La douceur de l’eau – Nathan Harris (2022)

Et si nous suivions une quête vers l’émancipation ?

Dans ce premier roman, Nathan Harris nous propose une immersion au lendemain de la guerre de Sécession. Au coeur de la Géorgie, dans la petite ville de Old Ox, Landry et Prentiss connaissent la liberté. Ils viennent d’être émancipés par les soldats unionistes et peuvent enfin se libérer de leur maître et quitter la plantation de Ted Morton.

S’ils ne sont plus asservis, l’avenir des deux frères reste incertain. Le pays n’offre aucun travail pour les anciens esclaves. Ils se réfugient en forêt et rencontrent le propriétaire des terres voisines de leur ancienne plantation, George Walker. Ravagé par la douleur et la mélancolie, George se lie d’amitié avec les deux frères et leur propose un travail. Récemment affranchis, Landry et Prentiss se montrent d’abord méfiants et redoutent une nouvelle servitude. Ils finissent par accepter cette proposition inespérée mais le retour de Caleb, le fils de George, bouleversera leur destin. Pourront-ils enfin accéder à la liberté ?

Cette fresque américaine réussie dresse le portrait de personnages intenses et déchirés par leurs contradictions. Avec une belle maîtrise, Nathan Harris parvient à nous plonger dans une intrigue pleine de rebondissements mêlant violence et fraternité. J’ai apprécié ce roman profondément humain qui nous interroge sur le prix de la liberté.

Ma note

Note : 3.5 sur 5.

Citation

« Réunis au départ par une passion partagée pour l’indépendance, la capacité de traverser une grande partie de la journée en silence, ils avaient, pour exprimer leurs sentiments, seulement l’échange de regards et d’effleurements. Ainsi le lien qui les unissait s’était solidifié au fil des années, mais si ce lien était peu enclin à plier, il présentait néanmoins un point de faiblesse, un seul, du fait que son existence même était pour eux une source d’embarras. Ils étaient deux à prétendre n’avoir besoin de personne et voilà à présent qu’ils avaient désespérément besoin l’un de l’autre ».

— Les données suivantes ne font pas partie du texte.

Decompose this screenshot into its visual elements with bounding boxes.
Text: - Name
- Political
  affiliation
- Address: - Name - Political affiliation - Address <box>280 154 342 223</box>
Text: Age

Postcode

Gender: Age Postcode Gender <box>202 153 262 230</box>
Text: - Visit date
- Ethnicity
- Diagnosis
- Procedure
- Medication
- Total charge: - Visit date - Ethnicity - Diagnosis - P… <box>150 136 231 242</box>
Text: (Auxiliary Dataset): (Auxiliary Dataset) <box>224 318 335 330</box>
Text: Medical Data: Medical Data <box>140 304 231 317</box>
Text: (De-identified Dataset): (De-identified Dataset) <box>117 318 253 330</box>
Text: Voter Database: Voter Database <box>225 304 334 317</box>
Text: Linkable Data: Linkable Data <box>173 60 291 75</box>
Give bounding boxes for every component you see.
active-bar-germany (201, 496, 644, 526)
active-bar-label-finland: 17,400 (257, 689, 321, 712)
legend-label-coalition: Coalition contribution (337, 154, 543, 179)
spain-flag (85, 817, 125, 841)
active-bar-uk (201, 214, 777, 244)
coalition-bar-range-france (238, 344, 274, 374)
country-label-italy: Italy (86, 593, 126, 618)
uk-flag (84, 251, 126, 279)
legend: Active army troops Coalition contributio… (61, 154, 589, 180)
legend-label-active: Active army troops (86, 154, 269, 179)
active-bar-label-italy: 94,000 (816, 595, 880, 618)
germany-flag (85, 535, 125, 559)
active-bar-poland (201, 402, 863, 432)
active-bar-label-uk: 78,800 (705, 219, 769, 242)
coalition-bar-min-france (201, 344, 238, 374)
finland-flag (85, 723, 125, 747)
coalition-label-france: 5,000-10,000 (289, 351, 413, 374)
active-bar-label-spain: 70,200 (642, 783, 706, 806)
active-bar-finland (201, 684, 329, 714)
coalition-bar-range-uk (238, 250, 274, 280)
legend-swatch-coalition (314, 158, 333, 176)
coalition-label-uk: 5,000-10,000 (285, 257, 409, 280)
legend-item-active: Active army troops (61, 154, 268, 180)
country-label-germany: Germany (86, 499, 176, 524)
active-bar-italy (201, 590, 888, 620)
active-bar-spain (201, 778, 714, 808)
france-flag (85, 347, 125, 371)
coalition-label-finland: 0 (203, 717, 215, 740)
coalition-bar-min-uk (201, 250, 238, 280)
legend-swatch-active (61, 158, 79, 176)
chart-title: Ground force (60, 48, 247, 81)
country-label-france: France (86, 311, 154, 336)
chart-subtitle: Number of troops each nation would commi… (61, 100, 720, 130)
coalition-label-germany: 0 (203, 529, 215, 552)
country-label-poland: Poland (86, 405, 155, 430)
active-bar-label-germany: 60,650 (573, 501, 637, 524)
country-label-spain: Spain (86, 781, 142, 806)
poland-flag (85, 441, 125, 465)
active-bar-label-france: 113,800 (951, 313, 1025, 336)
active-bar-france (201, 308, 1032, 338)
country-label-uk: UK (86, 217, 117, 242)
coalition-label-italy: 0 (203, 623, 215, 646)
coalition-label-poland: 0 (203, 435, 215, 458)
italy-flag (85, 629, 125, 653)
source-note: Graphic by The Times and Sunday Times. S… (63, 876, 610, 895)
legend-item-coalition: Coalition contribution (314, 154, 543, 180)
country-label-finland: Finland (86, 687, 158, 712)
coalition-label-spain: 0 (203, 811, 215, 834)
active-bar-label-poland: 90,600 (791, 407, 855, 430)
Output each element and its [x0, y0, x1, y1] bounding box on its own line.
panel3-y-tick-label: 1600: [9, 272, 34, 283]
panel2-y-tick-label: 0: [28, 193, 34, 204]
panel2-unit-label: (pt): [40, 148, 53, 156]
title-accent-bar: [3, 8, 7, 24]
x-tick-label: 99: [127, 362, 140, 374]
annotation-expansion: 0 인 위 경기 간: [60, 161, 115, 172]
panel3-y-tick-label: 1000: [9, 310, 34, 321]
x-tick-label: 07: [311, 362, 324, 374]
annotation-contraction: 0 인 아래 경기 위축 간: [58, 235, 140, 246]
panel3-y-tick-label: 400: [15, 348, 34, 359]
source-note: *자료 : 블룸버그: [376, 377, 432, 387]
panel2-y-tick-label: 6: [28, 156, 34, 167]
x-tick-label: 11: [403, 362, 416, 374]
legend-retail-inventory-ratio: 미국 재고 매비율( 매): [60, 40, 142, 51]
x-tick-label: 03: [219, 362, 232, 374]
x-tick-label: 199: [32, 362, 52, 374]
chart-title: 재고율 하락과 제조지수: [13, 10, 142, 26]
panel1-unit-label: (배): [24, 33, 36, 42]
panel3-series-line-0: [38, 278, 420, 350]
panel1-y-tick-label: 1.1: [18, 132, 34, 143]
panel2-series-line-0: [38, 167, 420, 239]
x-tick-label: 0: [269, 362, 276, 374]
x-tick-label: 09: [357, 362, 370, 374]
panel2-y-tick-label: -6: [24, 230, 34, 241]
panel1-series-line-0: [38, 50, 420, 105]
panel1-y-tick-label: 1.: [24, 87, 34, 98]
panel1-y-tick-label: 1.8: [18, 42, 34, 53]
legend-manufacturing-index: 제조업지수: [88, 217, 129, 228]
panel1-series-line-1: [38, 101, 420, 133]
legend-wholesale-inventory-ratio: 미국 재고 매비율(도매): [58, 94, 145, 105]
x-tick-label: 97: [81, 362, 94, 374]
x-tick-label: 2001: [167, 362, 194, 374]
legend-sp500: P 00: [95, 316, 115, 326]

Beaux et damnés – Francis Scott Fitzgerald (1922)

Et si nous rencontrions un couple New-Yorkais ?

Anthony est un homme aussi beau que riche. Oisif, il attend patiemment d’hériter de la fortune de son grand-père et vit dans un New-York luxueux. Quand Anthony rencontre Gloria, l’attraction est immédiate. Aussi belle que fantasque, elle fascine rapidement Anthony par son insouciance. Elle partage avec lui le même goût du luxe et de la volupté.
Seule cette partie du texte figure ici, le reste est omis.